Eu não tinha pregado os olhos a noite toda. Tive pesadelos com Danielle, com o vídeo, com coisas aleatórias como filmes de terror e ouvi muitos barulhos durante a noite, mas eu não sabia se era sonho ou realidade. Pareciam vozes, era perturbador. Estava decidido: eu não ia pro colégio nem fodendo.
Ouvi duas batidas na porta. Virei para o lado e me cobri, fingindo estar dormindo. Mas as batidas não paravam.
- O que é?! - eu resmunguei. - Abre logo essa droga - praguejei um monte de palavrões contra o travesseiro.
- Victor, eu e Mike já estamos prontos. Falta só você. - ouvi uma voz, acho que era Kellin. Sei lá.
- Hm. Não vou não. Adeus. - respondi ríspido.
- Mas...
- Eu não vou e pronto, tá legal?! - minha voz subiu duas oitavas, mas o travesseiro abafou o som. Houve um momento de silêncio, então eu achei que ele tivesse ido embora, mas então eu ouvi um suspirar pesado.
- Não. Você vai. Eu sei que a recuperação de química é hoje, e eu não gastei meu tempo te ensinando a matéria à toa. - ele disse decidido. Era estranho ver ele falando num tom de voz tão autoritário.
Me virei e o olhei, virando meus olhos. - Eu não pedi sua ajuda. - falei entre dentes.
- Você parece uma maldita criança. - ele disse vindo até mim e tirou minha coberta. Ele falou palavrão ou eu não acordei ainda?! - Não importa quão merda você se sinta, você não vai poder se esconder nesse quarto escuro o dia todo, então levante-se para viver a droga da sua vida. - fiquei um pouco assustado com o que ele disse.

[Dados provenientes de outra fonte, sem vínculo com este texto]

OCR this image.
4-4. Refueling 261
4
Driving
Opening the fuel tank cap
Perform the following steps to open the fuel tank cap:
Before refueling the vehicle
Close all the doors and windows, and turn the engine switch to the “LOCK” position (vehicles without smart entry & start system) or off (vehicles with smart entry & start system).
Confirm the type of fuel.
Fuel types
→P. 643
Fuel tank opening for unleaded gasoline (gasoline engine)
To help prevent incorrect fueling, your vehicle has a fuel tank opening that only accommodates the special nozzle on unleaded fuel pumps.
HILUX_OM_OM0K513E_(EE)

Kellin parecia tão convicto, olhei para ele e seus olhos azuis pareciam brilhar na penumbra do quarto. Nem parecia o garoto tímido de antes. Parecia um gatinho revoltado malditamente fofo, o que me dava vontade de rir.
Prendendo o riso o máximo que podia, eu me levantei contra-gosto. - Sai daqui pra mim me arrumar. - falei baixo e escondi uma risadinha atrevida com um pigarro. Kellin saiu do quarto como um furacão. É estranho ter um ser que mal me conhece me "obrigando" a levantar, sabendo que nem Mike faz esse tipo de coisa. Eu não devia obedecer ele, mas meu sono já foi pro brejo. Que merda.
Me levantei coçando o olho e tentei me arrumar da melhor forma possível, mas minha cara estava horrível: grandes olheiras abaixo de meus olhos castanhos opacos e sem vida e rosto inchado. Não dei muita importância e fiz minhas higienes. Vesti a primeira roupa que achei jogada, escondi meus cabelos numa toca cinza e desci. Não estava com fome, então só coloquei meus fones de ouvido e esperei Mike terminar o café, o que não demorou muito. Passei o caminho todo ouvindo minha playlist bad/depressed/revolts e quando percebi já estava na escola. Apenas abaixei o volume, não me importando em desligar o som. Minha cabeça doía como se alguém tivesse me dado uma porrada com um taco de beisebol. Droga de noite mal dormida e de pesadelos!
Como faltava muito tempo para dar o sinal, fomos pro pátio e encontramos Jaime e Tony sentados em baixo de uma árvore, rindo como hienas de algo no celular. Senti um calafrio, da última vez que vi alguém rir de algum vídeo, minha namorada estava nele e ele não era nada engraçado. Mas ok. Já passou. Não deve ser nada.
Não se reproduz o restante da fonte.